A Novel Endocrinology Training Program for Nurse Practitioners

Presentation Number: SH04-8
Date of Presentation: April 3rd, 2017

Kathryn Evans Kreider*1, Jennifer Voigt Rowell2 and Blanca Iris Padilla1
1Duke University, Durham, NC, 2Duke University Medical Center, Durham, NC


In 2014, the Endocrine Society released a statement regarding the shortage of endocrinologists projected over the next 10 years. Perhaps the major factor driving an increased need for endocrinology experts is the continuing rise in the prevalence of diabetes mellitus (DM) since approximately 46% of visits to endocrinologists are for DM management (1). Additionally, 71 million Americans have hyperlipidemia (CDC, 2012), and 20 million more have thyroid disease (American Thyroid Association, 2014). Finally, given the role endocrinologists play in the management of patients with obesity, the continued growth of this condition (CDC, 2014) has also increased demands for specialist care. Taken in the context of this expanding need, the current output of ~ 200 endocrinologists per year from US training programs is clearly inadequate. One promising solution to the imbalance of need and capacity in endocrinology is to increase the training of nurse practitioners (NP) in the specialty. The appeal of this approach is suggested in the Endocrine Society (2014) report since 76% of endocrinology private practices, and 56% of academic practices, were actively searching for NP’s and other advanced practice providers to join their groups. These findings strongly suggest the need to increase the preparation of NP’s in the area of endocrinology. Recent studies have demonstrated that care delivery by NP’s and primary care physicians to patients with DM is equal in both efficacy and cost (2,3). Currently, most NP programs provide only basic diabetes and endocrinology content.

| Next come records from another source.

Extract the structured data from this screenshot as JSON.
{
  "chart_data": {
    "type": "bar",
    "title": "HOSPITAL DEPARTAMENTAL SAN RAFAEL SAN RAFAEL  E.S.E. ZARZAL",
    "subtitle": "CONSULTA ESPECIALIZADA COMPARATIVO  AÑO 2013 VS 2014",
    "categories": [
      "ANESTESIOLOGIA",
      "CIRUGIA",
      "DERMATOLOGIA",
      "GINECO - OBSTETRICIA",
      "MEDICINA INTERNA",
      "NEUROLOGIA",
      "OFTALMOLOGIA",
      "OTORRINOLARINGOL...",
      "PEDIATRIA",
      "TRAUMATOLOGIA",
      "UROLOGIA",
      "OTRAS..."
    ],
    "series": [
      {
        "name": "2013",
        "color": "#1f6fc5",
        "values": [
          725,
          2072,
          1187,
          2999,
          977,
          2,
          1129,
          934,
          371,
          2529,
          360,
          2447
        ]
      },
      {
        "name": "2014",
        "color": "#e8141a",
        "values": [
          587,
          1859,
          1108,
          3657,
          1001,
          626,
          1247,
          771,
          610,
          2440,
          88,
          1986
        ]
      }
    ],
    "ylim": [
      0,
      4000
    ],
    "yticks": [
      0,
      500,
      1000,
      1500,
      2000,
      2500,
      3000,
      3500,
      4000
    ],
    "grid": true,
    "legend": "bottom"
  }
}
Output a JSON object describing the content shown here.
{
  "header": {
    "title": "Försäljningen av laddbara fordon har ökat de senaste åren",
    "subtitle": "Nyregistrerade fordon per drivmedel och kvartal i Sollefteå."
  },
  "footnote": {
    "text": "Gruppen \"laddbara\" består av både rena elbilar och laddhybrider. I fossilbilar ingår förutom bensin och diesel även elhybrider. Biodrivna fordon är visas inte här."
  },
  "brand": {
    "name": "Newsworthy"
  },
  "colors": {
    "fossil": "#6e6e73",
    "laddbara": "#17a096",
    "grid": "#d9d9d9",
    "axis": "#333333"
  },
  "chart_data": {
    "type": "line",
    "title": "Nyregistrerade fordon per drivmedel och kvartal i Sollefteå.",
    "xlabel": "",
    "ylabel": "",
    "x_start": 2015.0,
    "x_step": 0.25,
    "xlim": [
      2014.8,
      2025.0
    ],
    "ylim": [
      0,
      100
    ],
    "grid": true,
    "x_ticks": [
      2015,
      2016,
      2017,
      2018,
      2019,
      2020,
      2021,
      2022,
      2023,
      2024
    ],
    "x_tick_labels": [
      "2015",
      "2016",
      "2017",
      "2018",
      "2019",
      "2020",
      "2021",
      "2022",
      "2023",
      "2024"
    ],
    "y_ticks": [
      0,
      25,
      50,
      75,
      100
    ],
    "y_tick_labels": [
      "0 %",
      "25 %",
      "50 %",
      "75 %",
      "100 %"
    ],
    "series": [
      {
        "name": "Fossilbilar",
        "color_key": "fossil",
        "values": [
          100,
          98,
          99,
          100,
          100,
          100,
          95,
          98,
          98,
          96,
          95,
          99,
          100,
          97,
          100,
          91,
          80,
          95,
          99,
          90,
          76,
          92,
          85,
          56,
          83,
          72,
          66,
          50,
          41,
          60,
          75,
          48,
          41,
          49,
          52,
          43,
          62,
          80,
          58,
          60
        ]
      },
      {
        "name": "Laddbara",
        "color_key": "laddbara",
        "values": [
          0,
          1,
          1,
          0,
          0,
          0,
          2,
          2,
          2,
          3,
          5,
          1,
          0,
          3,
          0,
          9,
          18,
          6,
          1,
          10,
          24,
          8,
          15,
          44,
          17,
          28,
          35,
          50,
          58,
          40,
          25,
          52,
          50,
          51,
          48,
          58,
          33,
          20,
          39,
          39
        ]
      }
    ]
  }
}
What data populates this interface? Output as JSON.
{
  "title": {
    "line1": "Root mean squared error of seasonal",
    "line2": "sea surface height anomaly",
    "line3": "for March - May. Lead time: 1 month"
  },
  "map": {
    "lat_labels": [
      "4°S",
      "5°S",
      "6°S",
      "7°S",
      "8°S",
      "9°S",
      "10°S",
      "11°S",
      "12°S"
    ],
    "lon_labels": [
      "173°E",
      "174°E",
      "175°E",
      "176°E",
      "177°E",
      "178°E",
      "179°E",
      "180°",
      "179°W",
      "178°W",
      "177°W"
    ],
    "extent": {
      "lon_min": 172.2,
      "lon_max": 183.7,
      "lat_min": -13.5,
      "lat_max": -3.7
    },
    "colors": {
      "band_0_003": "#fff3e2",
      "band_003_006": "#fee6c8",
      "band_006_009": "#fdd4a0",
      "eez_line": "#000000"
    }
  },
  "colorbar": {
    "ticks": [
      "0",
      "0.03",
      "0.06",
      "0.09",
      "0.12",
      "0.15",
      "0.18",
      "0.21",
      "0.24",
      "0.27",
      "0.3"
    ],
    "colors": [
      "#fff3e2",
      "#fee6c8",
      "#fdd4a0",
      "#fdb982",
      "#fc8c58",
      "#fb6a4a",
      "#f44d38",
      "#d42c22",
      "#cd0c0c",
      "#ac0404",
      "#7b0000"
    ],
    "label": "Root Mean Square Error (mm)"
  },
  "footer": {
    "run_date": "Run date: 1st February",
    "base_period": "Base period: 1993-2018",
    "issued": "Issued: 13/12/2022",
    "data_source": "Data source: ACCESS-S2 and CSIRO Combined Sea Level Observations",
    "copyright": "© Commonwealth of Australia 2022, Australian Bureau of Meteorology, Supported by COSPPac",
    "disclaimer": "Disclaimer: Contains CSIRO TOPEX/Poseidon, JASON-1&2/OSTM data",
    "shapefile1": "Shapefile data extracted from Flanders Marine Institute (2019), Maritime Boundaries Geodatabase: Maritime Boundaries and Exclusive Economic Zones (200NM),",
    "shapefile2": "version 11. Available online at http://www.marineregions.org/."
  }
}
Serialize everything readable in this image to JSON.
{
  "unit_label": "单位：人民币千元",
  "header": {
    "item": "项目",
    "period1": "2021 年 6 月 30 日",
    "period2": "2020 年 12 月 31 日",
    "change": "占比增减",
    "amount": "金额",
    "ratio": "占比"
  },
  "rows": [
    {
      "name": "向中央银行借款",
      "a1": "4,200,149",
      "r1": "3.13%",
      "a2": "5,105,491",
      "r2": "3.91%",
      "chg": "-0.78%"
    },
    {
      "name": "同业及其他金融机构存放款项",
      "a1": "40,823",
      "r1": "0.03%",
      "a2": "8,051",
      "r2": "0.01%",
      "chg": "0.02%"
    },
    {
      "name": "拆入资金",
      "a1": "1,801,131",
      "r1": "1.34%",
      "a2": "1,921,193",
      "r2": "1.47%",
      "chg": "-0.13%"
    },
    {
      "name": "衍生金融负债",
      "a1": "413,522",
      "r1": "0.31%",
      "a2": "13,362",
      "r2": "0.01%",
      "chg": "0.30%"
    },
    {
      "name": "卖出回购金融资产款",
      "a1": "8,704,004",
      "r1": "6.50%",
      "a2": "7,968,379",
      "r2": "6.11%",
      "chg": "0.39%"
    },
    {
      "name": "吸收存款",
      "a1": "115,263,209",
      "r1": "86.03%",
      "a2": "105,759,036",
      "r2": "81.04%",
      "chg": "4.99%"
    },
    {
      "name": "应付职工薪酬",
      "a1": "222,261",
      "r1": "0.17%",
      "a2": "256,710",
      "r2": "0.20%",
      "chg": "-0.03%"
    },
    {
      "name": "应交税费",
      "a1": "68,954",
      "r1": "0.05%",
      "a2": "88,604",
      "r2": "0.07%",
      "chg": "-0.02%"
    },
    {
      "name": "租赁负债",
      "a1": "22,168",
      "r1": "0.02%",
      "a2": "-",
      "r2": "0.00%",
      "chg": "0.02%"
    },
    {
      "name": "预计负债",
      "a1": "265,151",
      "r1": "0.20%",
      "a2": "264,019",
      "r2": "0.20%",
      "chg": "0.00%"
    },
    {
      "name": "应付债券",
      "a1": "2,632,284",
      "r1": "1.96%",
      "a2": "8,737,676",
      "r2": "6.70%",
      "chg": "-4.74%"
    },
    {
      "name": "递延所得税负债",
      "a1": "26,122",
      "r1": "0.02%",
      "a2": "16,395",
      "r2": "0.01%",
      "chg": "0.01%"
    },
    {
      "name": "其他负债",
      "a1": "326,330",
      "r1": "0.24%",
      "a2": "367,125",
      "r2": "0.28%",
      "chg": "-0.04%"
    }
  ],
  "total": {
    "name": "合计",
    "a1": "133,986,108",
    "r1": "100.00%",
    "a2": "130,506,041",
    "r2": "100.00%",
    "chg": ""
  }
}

In response to the need for endocrinology NP’s, and the paucity of dedicated training opportunities, the Duke University School of Nursing (DUSON) recently launched an endocrinology training program. The goal of this project, a partnership between DUSON and Duke University Medical Center, is to develop NP’s with subspecialty training in endocrinology. This training is integrated within a graduate nursing program, and designed to provide theoretical and management skills for NP’s to deliver care to adult patients with complex DM and general endocrine conditions. DUSON is the first graduate nursing program in the country to offer NP’s training in both advanced diabetes management and general endocrinology, incorporating interprofessional education and collaboration. This training program includes distance-based didactic content coupled with interactive, hands-on training in diabetes technology and clinical care. The DUSON endocrinology training program is funded by a 3-year grant from the Health Resource & Services Administration.

In summary, this innovative training program for NP’s is in response to the increased demand for providers trained in endocrinology and addresses the need to prepare NP’s to serve in communities with specialty provider shortages.